His staff was entirely composed of hard workers, and perhaps no command in this war ever had so small a staff, but there was no officer in East Force who laboured so long or with such concentration and energy and determination as its Chief. This enthusiasm was infectious and spread through all ranks. The sick rate declined, septic sores, from which many men suffered through rough life in the desert on Army rations, got better, and the men showed more interest in their work and were keener on their sport. The full effects had not been wholly realised when the War Cabinet selected General Allenby for the control of the big operations, but the improvement in the condition of the troops was already most marked, and when General Allenby arrived and at once directed that General Headquarters should be moved from Cairo, which was pleasant but very far away from the front, to Kelab, near Khan Yunus, there was not a man who did not see in the new order of things a sign that he was to be given a chance of testing the Briton’s supremacy over the Turk.
The improvement in the moral of the troops, the foundations of which were thus begun and cemented by General Chetwode, was rapidly carried on under the new Chief.
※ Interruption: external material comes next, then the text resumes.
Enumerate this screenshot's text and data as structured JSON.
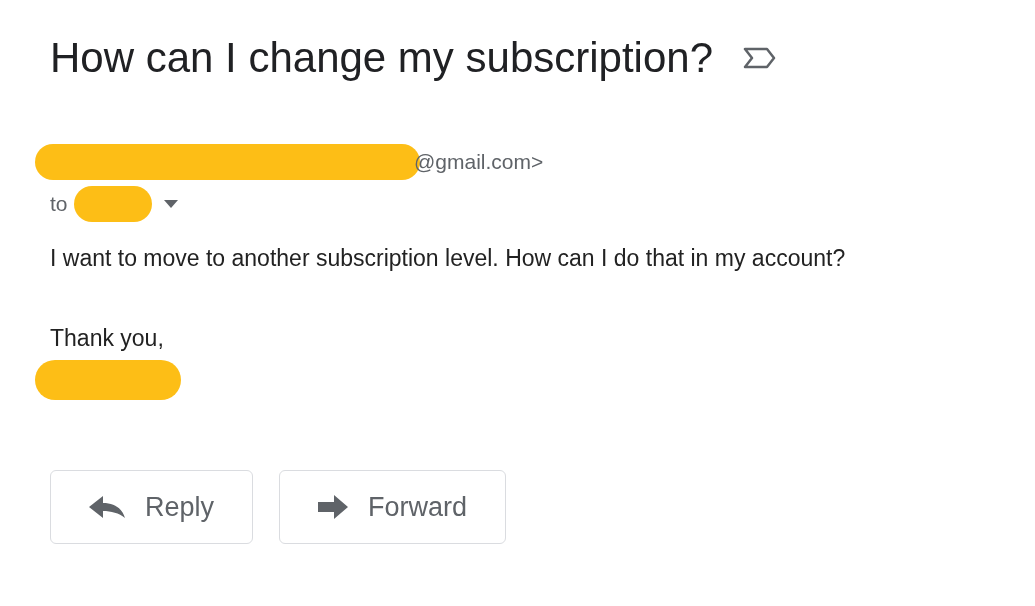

Divisions like the 52nd, 53rd, and 54th, which had worked right across the desert from the Suez Canal, toiling in a torrid temperature, when parched throats, sun-blistered limbs, and septic sores were a heavy trial, weakened by casualties in action and sickness, were brought up to something like strength. Reinforcing drafts joined a lot of cheery veterans. They were taught in the stern field of experience what was expected of them, and they worked themselves up to the degree of efficiency of the older men.
The 74th Division, made up of yeomanry regiments which had been doing excellent service in the Libyan Desert, watching for and harassing the elements of the Senussi Army, had to be trained as infantry. These yeomen did not take long to make themselves first-rate infantry, and when, after the German attack on the Somme in March 1918, they went away from us to strengthen the Western Front, a distinguished General told me he believed that man for man the 74th would prove the finest division in France. They certainly proved themselves in Palestine, and many an old yeomanry regiment won for itself the right to bear ‘Jerusalem, 1917’ on its standard.
The 75th Division had brought some of the Wessex Territorials from India with two battalions of Gurkhas and two of Rifles. The 1/4th Duke of Cornwall’s Light Infantry joined it from Aden, but for some months the battalion was not itself. It had spent a long time at that dreary sunburnt outpost of the Empire, and the men did not regain their physical fitness till close upon the time it was required for the Gaza operations.